The breeding season is in the north-east monsoon, and sometimes a second brood is raised in July-September. The nest is a slight scrape in the ground in the shelter of a rock, bush, etc. The eggs from the normal clutch, but up to five have been recorded; they are cream or warm buff in colour, and exactly resemble miniature hens' eggs in appearance. They measure about 43 × 31 mm.

This bird widely distributed in the southern half of the Island, both in in the hills, up to 7,000 feet, and in the low country; but is commonest in the damp rain-forests of the wet zone.  It also occurs locally in riverrine forests of the dry zone, in both the northern and southern half of the island.  

Sunday, March 27, 2011

Goliath Heron (Ardea goliath)

The Goliath Heron (Ardea goliath) is a large wading bird of the heron family Ardeidae. It is found in sub-Saharan Africa, with smaller numbers in Southwest and South Asia.


This is the world's largest heron. The height is 120–152 cm (47–60 in), the wingspan is 185–230 cm (73–91 in) and the weight is 4–5 kg (8.8–11 lbs). In flight it has a slow and rather ponderous look and, unlike some other herons, its legs are not held horizontally. Male and female look similar, with an overall covering of slate gray and chestnut feathers.

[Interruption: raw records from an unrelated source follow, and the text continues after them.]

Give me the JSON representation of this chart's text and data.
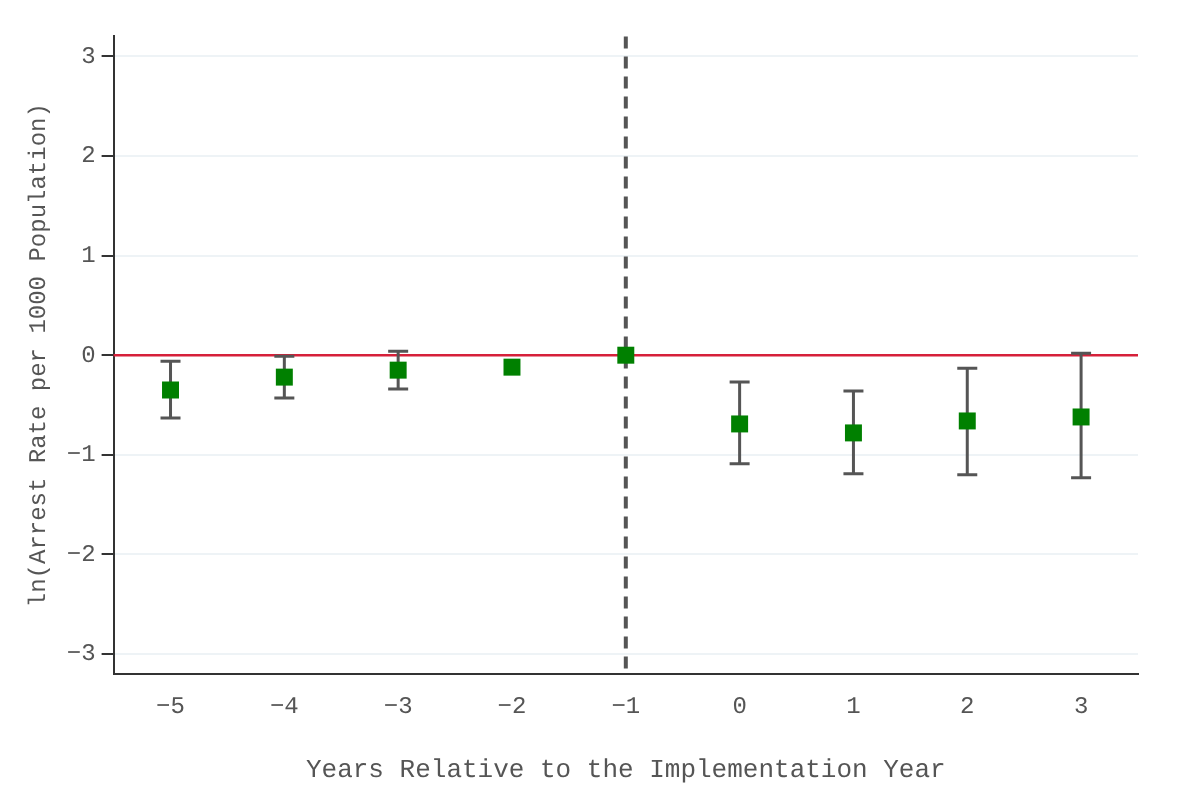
{
  "chart_data": {
    "type": "scatter",
    "xlabel": "Years Relative to the Implementation Year",
    "ylabel": "ln(Arrest Rate per 1000 Population)",
    "x": [
      -5,
      -4,
      -3,
      -2,
      -1,
      0,
      1,
      2,
      3
    ],
    "series": [
      {
        "color": "#008000",
        "values": [
          -0.35,
          -0.22,
          -0.15,
          -0.12,
          0,
          -0.69,
          -0.78,
          -0.66,
          -0.62
        ],
        "errors": [
          [
            -0.63,
            -0.06
          ],
          [
            -0.43,
            -0.01
          ],
          [
            -0.34,
            0.04
          ],
          null,
          null,
          [
            -1.09,
            -0.27
          ],
          [
            -1.19,
            -0.36
          ],
          [
            -1.2,
            -0.13
          ],
          [
            -1.23,
            0.02
          ]
        ]
      }
    ],
    "marker": "square",
    "grid": "y",
    "legend": false,
    "xlim": [
      -5.5,
      3.5
    ],
    "xticks": [
      {
        "value": -5,
        "label": "−5"
      },
      {
        "value": -4,
        "label": "−4"
      },
      {
        "value": -3,
        "label": "−3"
      },
      {
        "value": -2,
        "label": "−2"
      },
      {
        "value": -1,
        "label": "−1"
      },
      0,
      1,
      2,
      3
    ],
    "ylim": [
      -3.2,
      3.2
    ],
    "yticks": [
      {
        "value": -3,
        "label": "−3"
      },
      {
        "value": -2,
        "label": "−2"
      },
      {
        "value": -1,
        "label": "−1"
      },
      0,
      1,
      2,
      3
    ],
    "ref_lines": [
      {
        "axis": "y",
        "value": 0,
        "color": "#d6203a",
        "line_style": "solid"
      },
      {
        "axis": "x",
        "value": -1,
        "color": "#555555",
        "line_style": "dashed"
      }
    ]
  }
}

The head and its bushy crest, face, back and sides of the neck are chestnut. The chin, throat, foreneck and upper breast are white, with black streaks across the foreneck and upper breast. 

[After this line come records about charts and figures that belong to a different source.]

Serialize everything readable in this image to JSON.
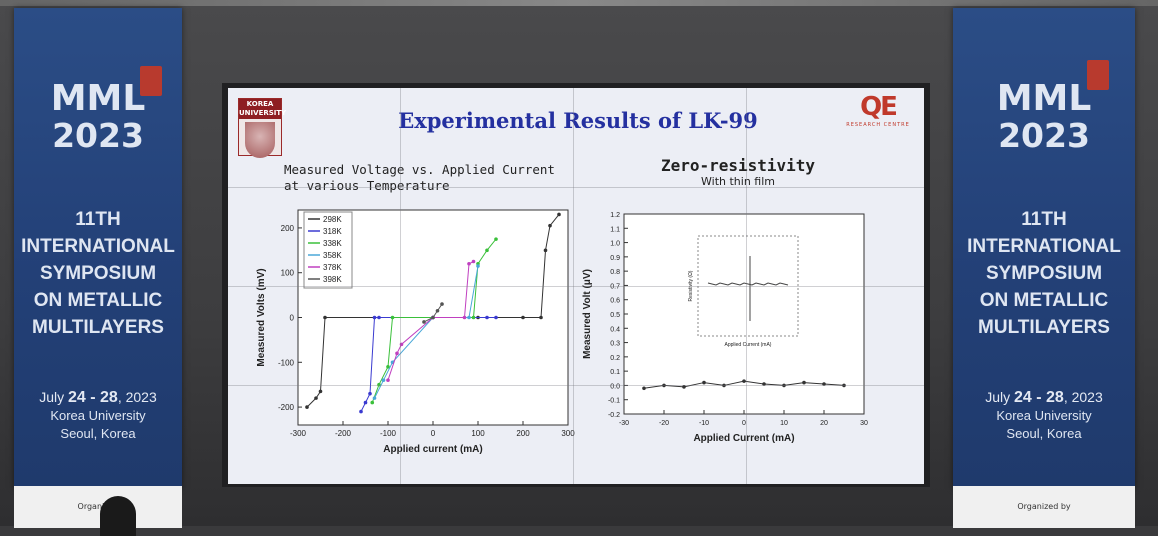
{
  "banner_left": {
    "title": "MML",
    "year": "2023",
    "symposium_lines": [
      "11TH",
      "INTERNATIONAL",
      "SYMPOSIUM",
      "ON METALLIC",
      "MULTILAYERS"
    ],
    "date_prefix": "July ",
    "date_days": "24 - 28",
    "date_suffix": ", 2023",
    "venue": "Korea University",
    "city": "Seoul, Korea",
    "footer": "Organized"
  },
  "banner_right": {
    "title": "MML",
    "year": "2023",
    "symposium_lines": [
      "11TH",
      "INTERNATIONAL",
      "SYMPOSIUM",
      "ON METALLIC",
      "MULTILAYERS"
    ],
    "date_prefix": "July ",
    "date_days": "24 - 28",
    "date_suffix": ", 2023",
    "venue": "Korea University",
    "city": "Seoul, Korea",
    "footer": "Organized by"
  },
  "slide": {
    "title": "Experimental Results of LK-99",
    "logo_left_text": "KOREA UNIVERSITY",
    "logo_right_text": "QE",
    "logo_right_sub": "RESEARCH CENTRE",
    "left_subtitle_1": "Measured Voltage vs. Applied Current",
    "left_subtitle_2": "at various Temperature",
    "right_subtitle_1": "Zero-resistivity",
    "right_subtitle_2": "With thin film"
  },
  "chart_data": [
    {
      "type": "scatter",
      "xlabel": "Applied current (mA)",
      "ylabel": "Measured Volts (mV)",
      "xlim": [
        -300,
        300
      ],
      "ylim": [
        -240,
        240
      ],
      "xticks": [
        -300,
        -200,
        -100,
        0,
        100,
        200,
        300
      ],
      "yticks": [
        -200,
        -100,
        0,
        100,
        200
      ],
      "legend_position": "top-left",
      "series": [
        {
          "name": "298K",
          "color": "#333333",
          "x": [
            -280,
            -260,
            -250,
            -240,
            0,
            100,
            200,
            240,
            250,
            260,
            280
          ],
          "y": [
            -200,
            -180,
            -165,
            0,
            0,
            0,
            0,
            0,
            150,
            205,
            230
          ]
        },
        {
          "name": "318K",
          "color": "#3a3ad0",
          "x": [
            -160,
            -150,
            -140,
            -130,
            -120,
            0,
            120,
            140
          ],
          "y": [
            -210,
            -190,
            -170,
            0,
            0,
            0,
            0,
            0
          ]
        },
        {
          "name": "338K",
          "color": "#3ac03a",
          "x": [
            -135,
            -120,
            -100,
            -90,
            0,
            90,
            100,
            120,
            140
          ],
          "y": [
            -190,
            -150,
            -110,
            0,
            0,
            0,
            120,
            150,
            175
          ]
        },
        {
          "name": "358K",
          "color": "#4aa8d8",
          "x": [
            -130,
            -110,
            -90,
            0,
            80,
            100
          ],
          "y": [
            -180,
            -140,
            -100,
            0,
            0,
            115
          ]
        },
        {
          "name": "378K",
          "color": "#c040c0",
          "x": [
            -100,
            -80,
            -70,
            0,
            70,
            80,
            90
          ],
          "y": [
            -140,
            -80,
            -60,
            0,
            0,
            120,
            125
          ]
        },
        {
          "name": "398K",
          "color": "#555555",
          "x": [
            -20,
            0,
            10,
            20
          ],
          "y": [
            -10,
            0,
            15,
            30
          ]
        }
      ]
    },
    {
      "type": "scatter",
      "xlabel": "Applied Current (mA)",
      "ylabel": "Measured Volt (μV)",
      "xlim": [
        -30,
        30
      ],
      "ylim": [
        -0.2,
        1.2
      ],
      "xticks": [
        -30,
        -20,
        -10,
        0,
        10,
        20,
        30
      ],
      "yticks": [
        -0.2,
        -0.1,
        0.0,
        0.1,
        0.2,
        0.3,
        0.4,
        0.5,
        0.6,
        0.7,
        0.8,
        0.9,
        1.0,
        1.1,
        1.2
      ],
      "series": [
        {
          "x": [
            -25,
            -20,
            -15,
            -10,
            -5,
            0,
            5,
            10,
            15,
            20,
            25
          ],
          "y": [
            -0.02,
            0.0,
            -0.01,
            0.02,
            0.0,
            0.03,
            0.01,
            0.0,
            0.02,
            0.01,
            0.0
          ]
        }
      ],
      "inset": {
        "xlabel": "Applied Current (mA)",
        "ylabel": "Resistivity (Ω)"
      }
    }
  ]
}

The lower breast and belly are buff with black streaks. The upper mandible is black and the lores and orbital areas are yellow with a greenish tinge. The eyes are yellow and legs and feet are black. Juveniles look similar to the adults, but are paler.



Important habitats are lakes, swamps, mangrove wetlands, with few cool water, sometimes river deltas.
Goliath Herons feed on fish, frogs, small mammals and insects. A diurnal and often rather inactive feeder, this heron hunts by standing in the shallows, or on floating vegetation, intently watching the water at its feet. As prey appears, the heron rapidly spears it with open mandibles.
Its breeding season is from November to March. These birds build a large stick nest in trees overhanging water, on the ground and in low bushes.